Did you know, for example, that within some veterinary practices there could be a PHC – that’s a pet health councillor.
A PHC can offer you consultations that are free of charge for many concerns, such as fleas, worms, weight, anal glands and dental issues.
The councillor can also do follow-up appointments if you have an animal that has been recently diagnosed with a health condition and will need additional consultations with treatment explained in a simple “nursey” way.
This could include Renal Disease (kidney failure) or Hepatic Disease (liver failure).
There are also great ‘clubs’ coming up, including senior (over eight) club, adolescent clubs for cats and dogs, and the dreaded weight club, all of which can be made fun and very rewarding.
In some instances, there will be the need for a PHC to refer you back to the vet, but this would only be if the condition needs a veterinary surgeon’s intervention.
I recently returned from a pet health councillor course and the main thing I took away from this was the simple fact that you can ring and make an appointment to see me and it’s free!
As a fully qualified registered veterinary nurse, being a Pet Health Councillor enables me to give your pets the optimum nurse care – and we are proud of that.
Flea Allergy Dermatitis
I’m just going to touch briefly on another topic as this happened recently within the practice.
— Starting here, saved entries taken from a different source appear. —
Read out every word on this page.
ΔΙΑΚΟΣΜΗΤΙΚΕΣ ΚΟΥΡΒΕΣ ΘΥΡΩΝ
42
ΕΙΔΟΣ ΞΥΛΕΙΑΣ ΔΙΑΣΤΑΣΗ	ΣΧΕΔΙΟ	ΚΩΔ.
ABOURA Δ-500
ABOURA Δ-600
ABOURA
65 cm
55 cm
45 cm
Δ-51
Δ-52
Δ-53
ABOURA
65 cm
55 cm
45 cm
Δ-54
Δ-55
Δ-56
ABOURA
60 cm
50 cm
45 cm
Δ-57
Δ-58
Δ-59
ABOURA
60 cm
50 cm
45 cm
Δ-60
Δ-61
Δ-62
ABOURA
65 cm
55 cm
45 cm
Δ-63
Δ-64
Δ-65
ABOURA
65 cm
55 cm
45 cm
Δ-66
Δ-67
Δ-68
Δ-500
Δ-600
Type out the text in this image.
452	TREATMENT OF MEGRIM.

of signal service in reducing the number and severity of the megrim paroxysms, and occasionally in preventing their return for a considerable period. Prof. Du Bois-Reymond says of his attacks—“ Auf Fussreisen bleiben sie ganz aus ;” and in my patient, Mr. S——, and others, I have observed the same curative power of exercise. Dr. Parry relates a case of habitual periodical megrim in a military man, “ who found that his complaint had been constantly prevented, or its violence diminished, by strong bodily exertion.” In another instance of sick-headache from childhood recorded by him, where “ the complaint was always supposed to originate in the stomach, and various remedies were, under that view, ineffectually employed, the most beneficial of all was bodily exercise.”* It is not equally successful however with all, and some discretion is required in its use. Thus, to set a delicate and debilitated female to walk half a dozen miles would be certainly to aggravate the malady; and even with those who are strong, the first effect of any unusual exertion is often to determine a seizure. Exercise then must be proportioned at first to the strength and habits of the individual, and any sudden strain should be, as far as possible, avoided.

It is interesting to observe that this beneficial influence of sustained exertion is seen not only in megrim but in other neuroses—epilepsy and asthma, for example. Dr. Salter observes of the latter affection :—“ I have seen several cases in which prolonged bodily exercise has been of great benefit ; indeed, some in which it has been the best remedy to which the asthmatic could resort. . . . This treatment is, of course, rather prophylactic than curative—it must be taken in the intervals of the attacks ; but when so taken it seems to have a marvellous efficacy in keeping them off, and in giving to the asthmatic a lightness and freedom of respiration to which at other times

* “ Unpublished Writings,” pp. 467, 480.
Flea Allergy Dermatitis (FAD) is a skin condition which occurs when a flea bites a cat and the cat is hypersensitive to the flea’s saliva.
It is a very itchy and painful disorder and is the most common allergy in cats and dogs.
Mainly seasonal, it occurs more often in the warmer summer months, but we are now starting to see some cases.
What are the symptoms of flea allergy dermatitis?
Symptoms include severe itching and inflammation of the skin. The cat will groom itself for hours and scratch, bite and lick at affected areas often causing damage to the skin. Cats can develop small crusts or scabs on the body. Hair loss may occur mainly on the rump and extending up the back.
This condition can be so easily avoided with the correct flea treatment programme in place, which is available at any vets. But it is so important that the correct treatment is used and that the treatment is kept up.